George shrugged deprecatingly.
“No, you should.”
“It’s not my place,” he said shyly.
Though it was probably true. The school he’d attended that first day was not the only one in the seraglio. He went to all of them. Some teachers were better than others but each had something to teach him. He absorbed it all.
He learned other things too. About the Sultan’s strange, sluggish, unacknowledged children. Evrevour, the little boy he’d heard that first day he’d passed the schoolhouse, had become a sort of friend.
“I have seventy-four half brothers,” Evrevour told him. “I have eighty-one half sisters. You think it’d be fun, so many children.”
“It isn’t?”
“We have to be very careful about the incest,” Evrevour said.
“They’re burned out on birthday cake,” Mills told Bufesqueu.
“You ought to hang out with me in the harem, George,” Bufesqueu said.
“Too dangerous.”
“That’s the thing. It really isn’t.”
“He told us himself.”
“The Kislar Agha? He’s a pussycat. You should get to know him. Sometimes he comes to the salons.”
“The Kislar Agha does? Salons?”
“Salons, teas, open house. I don’t know what you’d call them exactly, but sure, he’s there. Lots of the eunuchs are. And I’ll tell you something else, George. They’re not bad fellows. They’ve got some great stories to tell. There’s marvelous talk.”

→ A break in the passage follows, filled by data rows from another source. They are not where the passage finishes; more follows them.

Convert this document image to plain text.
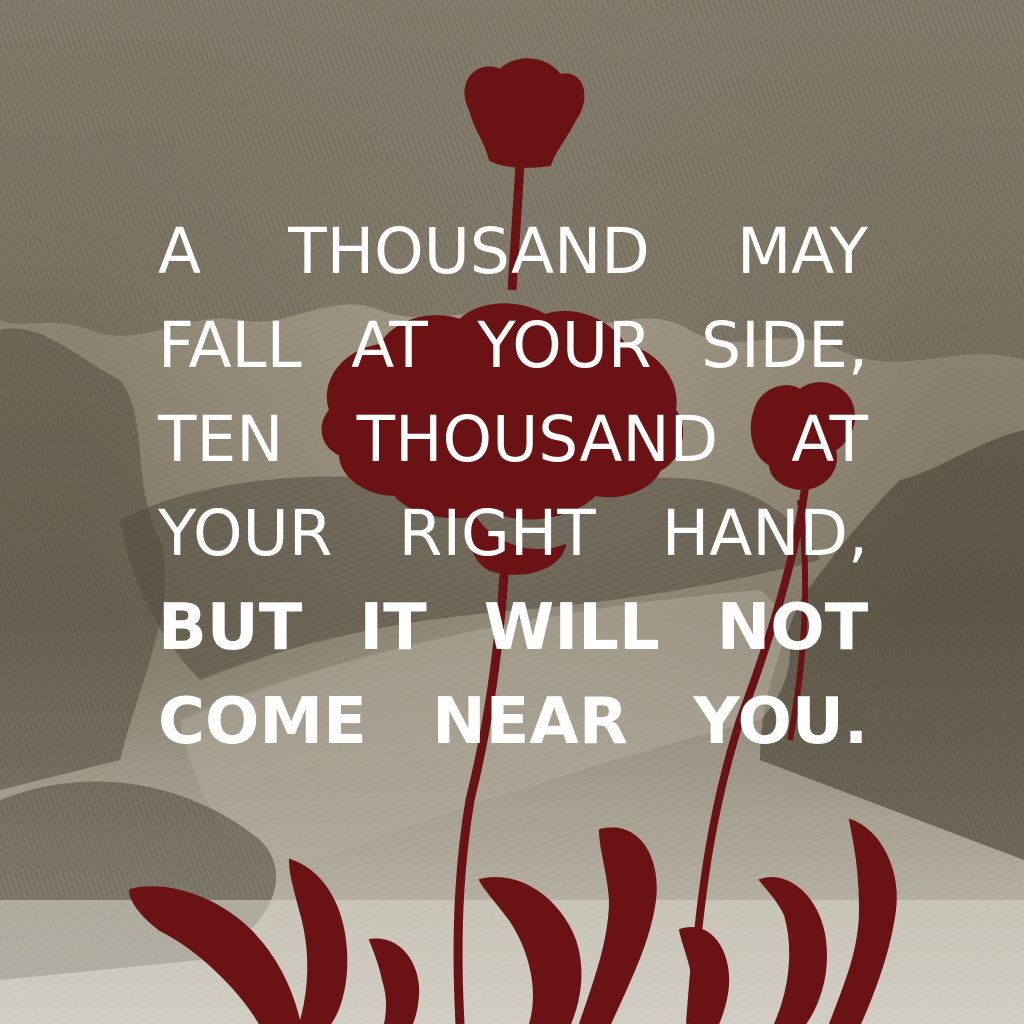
A THOUSAND MAY
FALL AT YOUR SIDE,
TEN THOUSAND AT
YOUR RIGHT HAND,
BUT IT WILL NOT
COME NEAR YOU.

Mills thought his friend was under a spell, a kind of enchantment. He thought they all were. When he saw them in the harem—he agreed to go when a eunuch brought Ali Hakali’s invitation to him personally in the laundry—they, the men as well as the women, seemed immensely sociable, hugely cheerful, terribly gay. He did not see the Kislar Agha.

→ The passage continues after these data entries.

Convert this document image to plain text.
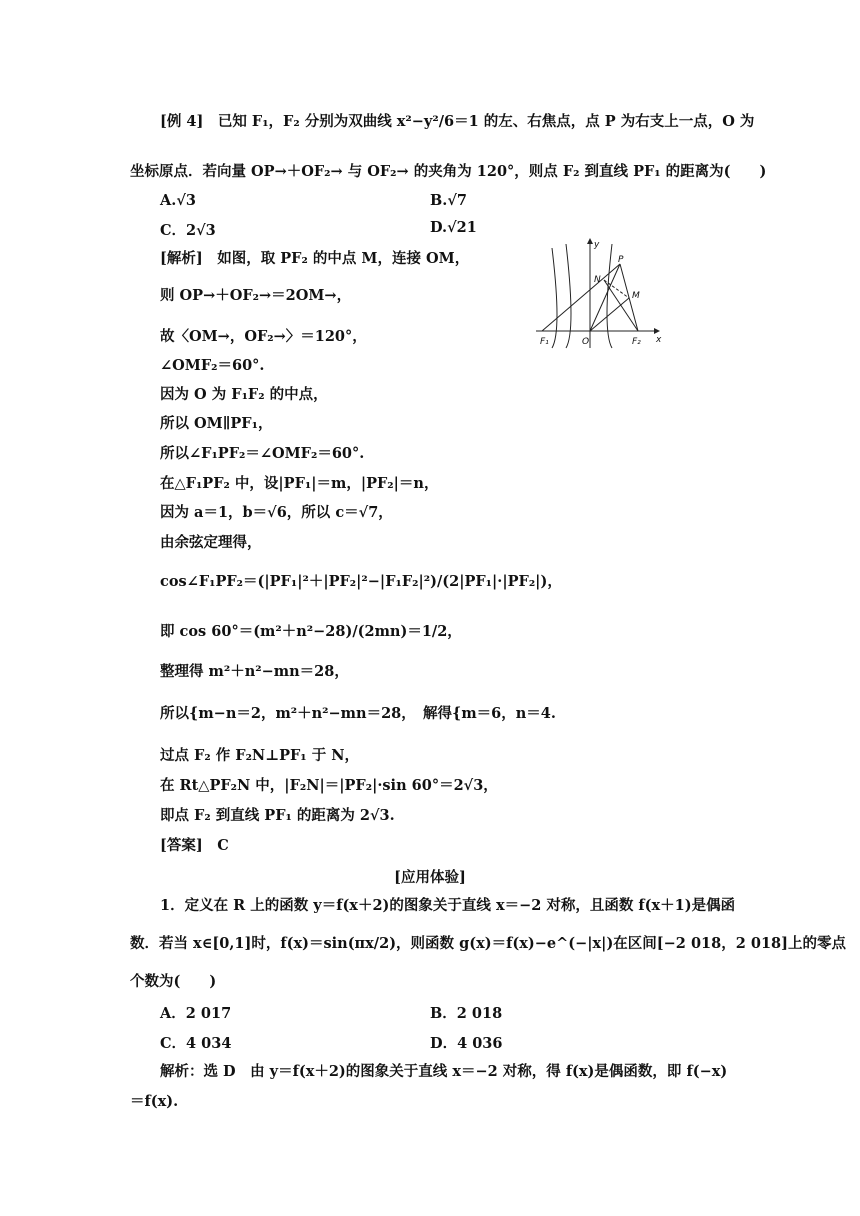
[例 4]　已知 F₁，F₂ 分别为双曲线 x²−y²/6＝1 的左、右焦点，点 P 为右支上一点，O 为
坐标原点．若向量 OP→＋OF₂→ 与 OF₂→ 的夹角为 120°，则点 F₂ 到直线 PF₁ 的距离为(　　)
A.√3	B.√7
C．2√3	D.√21
[解析]　如图，取 PF₂ 的中点 M，连接 OM，
则 OP→＋OF₂→＝2OM→，
故〈OM→，OF₂→〉＝120°，
∠OMF₂＝60°.
因为 O 为 F₁F₂ 的中点，
所以 OM∥PF₁，
所以∠F₁PF₂＝∠OMF₂＝60°.
在△F₁PF₂ 中，设|PF₁|＝m，|PF₂|＝n，
因为 a＝1，b＝√6，所以 c＝√7，
由余弦定理得，
cos∠F₁PF₂＝(|PF₁|²＋|PF₂|²−|F₁F₂|²)/(2|PF₁|·|PF₂|)，
即 cos 60°＝(m²＋n²−28)/(2mn)＝1/2，
整理得 m²＋n²−mn＝28，
所以{m−n＝2，m²＋n²−mn＝28，　解得{m＝6，n＝4.
过点 F₂ 作 F₂N⊥PF₁ 于 N，
在 Rt△PF₂N 中，|F₂N|＝|PF₂|·sin 60°＝2√3，
即点 F₂ 到直线 PF₁ 的距离为 2√3.
[答案]　C
y
x
O
F₁	F₂
P
N
M
[应用体验]
1．定义在 R 上的函数 y＝f(x＋2)的图象关于直线 x＝−2 对称，且函数 f(x＋1)是偶函
数．若当 x∈[0,1]时，f(x)＝sin(πx/2)，则函数 g(x)＝f(x)−e^(−|x|)在区间[−2 018，2 018]上的零点
个数为(　　)
A．2 017	B．2 018
C．4 034	D．4 036
解析：选 D　由 y＝f(x＋2)的图象关于直线 x＝−2 对称，得 f(x)是偶函数，即 f(−x)
＝f(x).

“Oh, there you are, Mills,” Bufesqueu said, rising up off his cushion like a host when he spotted George. “Perhaps you can settle a little argument for us.”
“It isn’t an argument, Tedor. We weren’t arguing,” a eunuch Mills didn’t recognize said.

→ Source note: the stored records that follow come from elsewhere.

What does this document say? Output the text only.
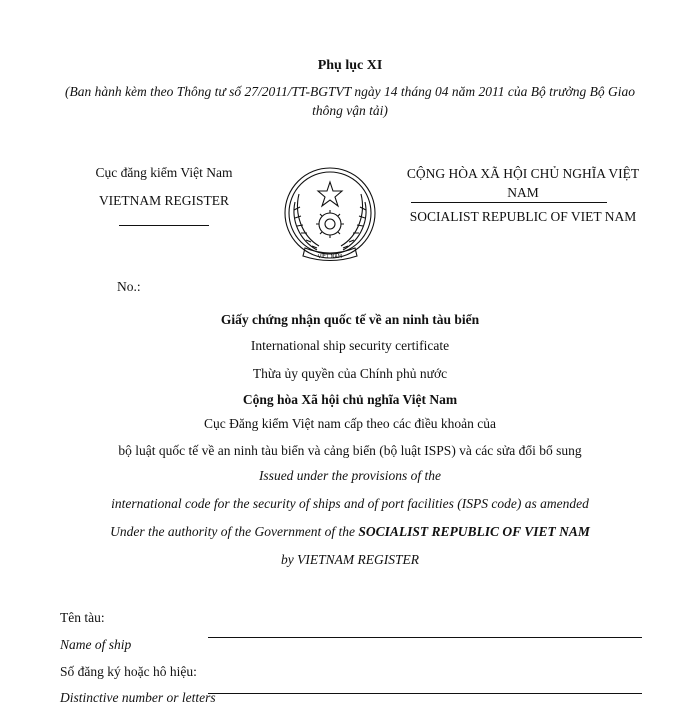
Phụ lục XI
(Ban hành kèm theo Thông tư số 27/2011/TT-BGTVT ngày 14 tháng 04 năm 2011 của Bộ trưởng Bộ Giao thông vận tải)
Cục đăng kiểm Việt Nam
VIETNAM REGISTER
VIET NAM
CỘNG HÒA XÃ HỘI CHỦ NGHĨA VIỆT NAM
SOCIALIST REPUBLIC OF VIET NAM
No.:
Giấy chứng nhận quốc tế về an ninh tàu biển
International ship security certificate
Thừa ủy quyền của Chính phủ nước
Cộng hòa Xã hội chủ nghĩa Việt Nam
Cục Đăng kiểm Việt nam cấp theo các điều khoản của
bộ luật quốc tế về an ninh tàu biển và cảng biển (bộ luật ISPS) và các sửa đổi bổ sung
Issued under the provisions of the
international code for the security of ships and of port facilities (ISPS code) as amended
Under the authority of the Government of the SOCIALIST REPUBLIC OF VIET NAM
by VIETNAM REGISTER
Tên tàu:
Name of ship
Số đăng ký hoặc hô hiệu:
Distinctive number or letters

“It’s about the female slaves,” Bufesqueu said. “Qum el Asel contends they’re actually improved by servitude while I hold that whatever civilizing effects their condition provides, is motivated by the universal hope of getting on, being noticed by their mistresses, et cetera. It’s merely public relations, a sort of show business, a means to an end rather than the end itself.”
“Oh please, Tedor,” Qum el Asel said. “Ends? Means? Mean you to end so meanly, man?” He looked at the harem women and George followed his glance. They batted their eyelashes, silently fluttering their gauzy veils with their tiny poutlike breaths. “I
mean,
” and he looked at them again before he continued, “toward what end should any discussion strive? Fact,
I
should say.
“All right, what
are
the facts? You take a girl out of the jungle—I know, I know, many of these girls are as white as you are, Tedor—out of her
village
then, whatever tiny patch of cultivated wide spot in the road—all right, I
know,
some of these ladies are from no farther off than downtown Constantinople—she’s accustomed to distinguish by the name of ‘home,’ but anyway you
take
her, and, to this point, probably all she’s learned of the observable world is how to prepare a
couscous
or, if she is from that jungle, the local mean sanitation practices for—please forgive me—wiping her behind.
“But what happens? You steal the girl or perhaps buy her from her parents or a surviving brother (and I’ve known of cases, girls right here at Yildiz incidentally, where the seller has actually been a bona fide husband), and introduce her into a totally alien milieu,
say
the Yildiz seraglio, though it could be anywhere really, the British Empire, suburban San Francisco, the Argentinian pampas, and all of a sudden, if she’s assigned to the kitchen say, she’s learning new recipes, preparing alien dishes in alien pots and pans and eating the alien leftovers with an alien cutlery. She’s
learned,
you see, her experience broadened perforce by force itself.